With that, Amazon.com had moved away from Oracle’s multi-purpose RDBMS to multiple, largely single-purpose database technologies—the very AWS technology direction that Ellison bashed repeatedly in his Oracle Open World 2019 keynote. I would think if the massive Amazon.com was indeed driving square technology pegs into round holes, their attempt to spin the comparative merits of the solution would become obvious soon, if it wasn’t already. Such transparency would be increased by individual business units and workflows’ enjoyment of architectural liberty.

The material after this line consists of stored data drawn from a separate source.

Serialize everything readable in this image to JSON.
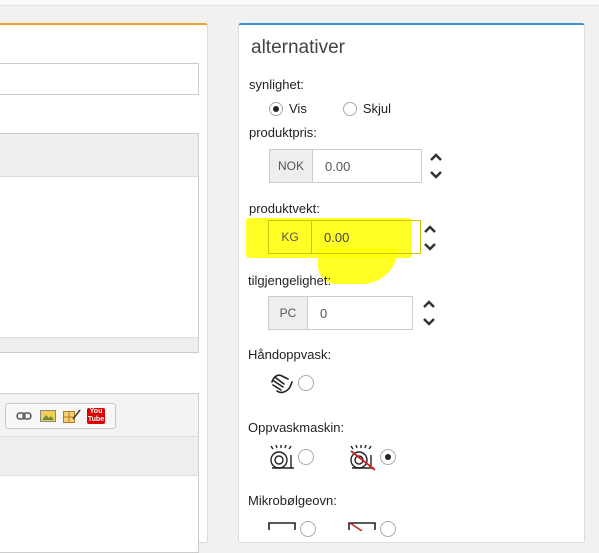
{
  "left": {
    "toolbar": {
      "icons": [
        "link-icon",
        "image-icon",
        "table-edit-icon",
        "youtube-icon"
      ],
      "youtube_top": "You",
      "youtube_bottom": "Tube"
    }
  },
  "options": {
    "title": "alternativer",
    "visibility": {
      "label": "synlighet:",
      "show_label": "Vis",
      "hide_label": "Skjul",
      "selected": "Vis"
    },
    "price": {
      "label": "produktpris:",
      "unit": "NOK",
      "value": "0.00"
    },
    "weight": {
      "label": "produktvekt:",
      "unit": "KG",
      "value": "0.00"
    },
    "stock": {
      "label": "tilgjengelighet:",
      "unit": "PC",
      "value": "0"
    },
    "hand_wash": {
      "label": "Håndoppvask:",
      "icons": [
        "hand-wash-icon"
      ]
    },
    "dishwasher": {
      "label": "Oppvaskmaskin:",
      "icons": [
        "dishwasher-safe-icon",
        "dishwasher-not-safe-icon"
      ],
      "selected": 1
    },
    "microwave": {
      "label": "Mikrobølgeovn:",
      "icons": [
        "microwave-safe-icon",
        "microwave-not-safe-icon"
      ]
    },
    "highlight_color": "#ffff00",
    "accent_left": "#f0a030",
    "accent_right": "#3a8fd6"
  }
}
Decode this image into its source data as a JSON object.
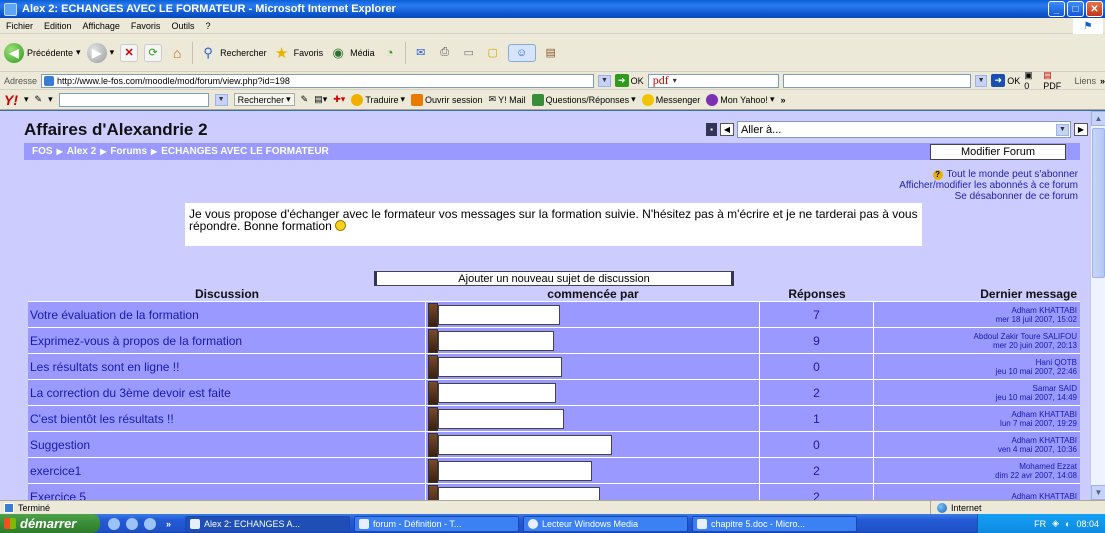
{
  "window": {
    "title": "Alex 2: ECHANGES AVEC LE FORMATEUR - Microsoft Internet Explorer"
  },
  "menu": [
    "Fichier",
    "Edition",
    "Affichage",
    "Favoris",
    "Outils",
    "?"
  ],
  "toolbar": {
    "back_label": "Précédente",
    "search_label": "Rechercher",
    "favorites_label": "Favoris",
    "media_label": "Média"
  },
  "address": {
    "label": "Adresse",
    "url": "http://www.le-fos.com/moodle/mod/forum/view.php?id=198",
    "go_label": "OK",
    "pdf_label": "pdf",
    "go2_label": "OK",
    "count": "0",
    "pdf2_label": "PDF",
    "links_label": "Liens"
  },
  "yahoo": {
    "search_label": "Rechercher",
    "translate_label": "Traduire",
    "session_label": "Ouvrir session",
    "mail_label": "Y! Mail",
    "qa_label": "Questions/Réponses",
    "messenger_label": "Messenger",
    "myyahoo_label": "Mon Yahoo!"
  },
  "page": {
    "site_title": "Affaires d'Alexandrie 2",
    "goto_label": "Aller à...",
    "breadcrumb": [
      "FOS",
      "Alex 2",
      "Forums",
      "ECHANGES AVEC LE FORMATEUR"
    ],
    "modify_button": "Modifier Forum",
    "subscribe_all": "Tout le monde peut s'abonner",
    "subscribers_link": "Afficher/modifier les abonnés à ce forum",
    "unsubscribe_link": "Se désabonner de ce forum",
    "intro": "Je vous propose d'échanger avec le formateur vos messages sur la formation suivie. N'hésitez pas à m'écrire et je ne tarderai pas à vous répondre. Bonne formation",
    "add_topic_button": "Ajouter un nouveau sujet de discussion"
  },
  "table": {
    "headers": [
      "Discussion",
      "commencée par",
      "Réponses",
      "Dernier message"
    ],
    "rows": [
      {
        "discussion": "Votre évaluation de la formation",
        "replies": "7",
        "last_author": "Adham KHATTABI",
        "last_date": "mer 18 juil 2007, 15:02"
      },
      {
        "discussion": "Exprimez-vous à propos de la formation",
        "replies": "9",
        "last_author": "Abdoul Zakir Toure SALIFOU",
        "last_date": "mer 20 juin 2007, 20:13"
      },
      {
        "discussion": "Les résultats sont en ligne !!",
        "replies": "0",
        "last_author": "Hani QOTB",
        "last_date": "jeu 10 mai 2007, 22:46"
      },
      {
        "discussion": "La correction du 3ème devoir est faite",
        "replies": "2",
        "last_author": "Samar SAID",
        "last_date": "jeu 10 mai 2007, 14:49"
      },
      {
        "discussion": "C'est bientôt les résultats !!",
        "replies": "1",
        "last_author": "Adham KHATTABI",
        "last_date": "lun 7 mai 2007, 19:29"
      },
      {
        "discussion": "Suggestion",
        "replies": "0",
        "last_author": "Adham KHATTABI",
        "last_date": "ven 4 mai 2007, 10:36"
      },
      {
        "discussion": "exercice1",
        "replies": "2",
        "last_author": "Mohamed Ezzat",
        "last_date": "dim 22 avr 2007, 14:08"
      },
      {
        "discussion": "Exercice 5",
        "replies": "2",
        "last_author": "Adham KHATTABI",
        "last_date": ""
      }
    ]
  },
  "status": {
    "text": "Terminé",
    "zone": "Internet"
  },
  "taskbar": {
    "start_label": "démarrer",
    "tasks": [
      "Alex 2: ECHANGES A...",
      "forum - Définition - T...",
      "Lecteur Windows Media",
      "chapitre 5.doc - Micro..."
    ],
    "lang": "FR",
    "clock": "08:04"
  }
}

The last of the three Amazon.com get-off-Oracle sessions had finished at 5:35 pm. Our group of ten or so who lingered longer, including the presenters, were still discussing it 40 minutes later. Presenters Doug and Thomas were even more lively and animated with attendees off stage. They were clearly genuinely interested in conference goers as individuals, as well as their organization’s specific challenges and opportunities. I appreciated this gift.
Does Amazon.com have a secret IT sauce to pull this off given their scale? That’s not the way the story reads, given the departmental architectural independence. Rather, mix that independence with their scale and one could imagine an exponential rise in project risk. Rather, I’m inclined to think that we are looking at one of the world’s most intriguing master classes in IT organizational behavior and transformation. There appears to be a wealth of public-facing, approachable, detailed information on this remarkable accomplishment.
Don’t forget, we’re not talking about a reference customer with a carefully-maintained relationship. This is Amazon.com.
 I haven’t asked presenter Doug Booth who made the claim how Oracle customer is defined.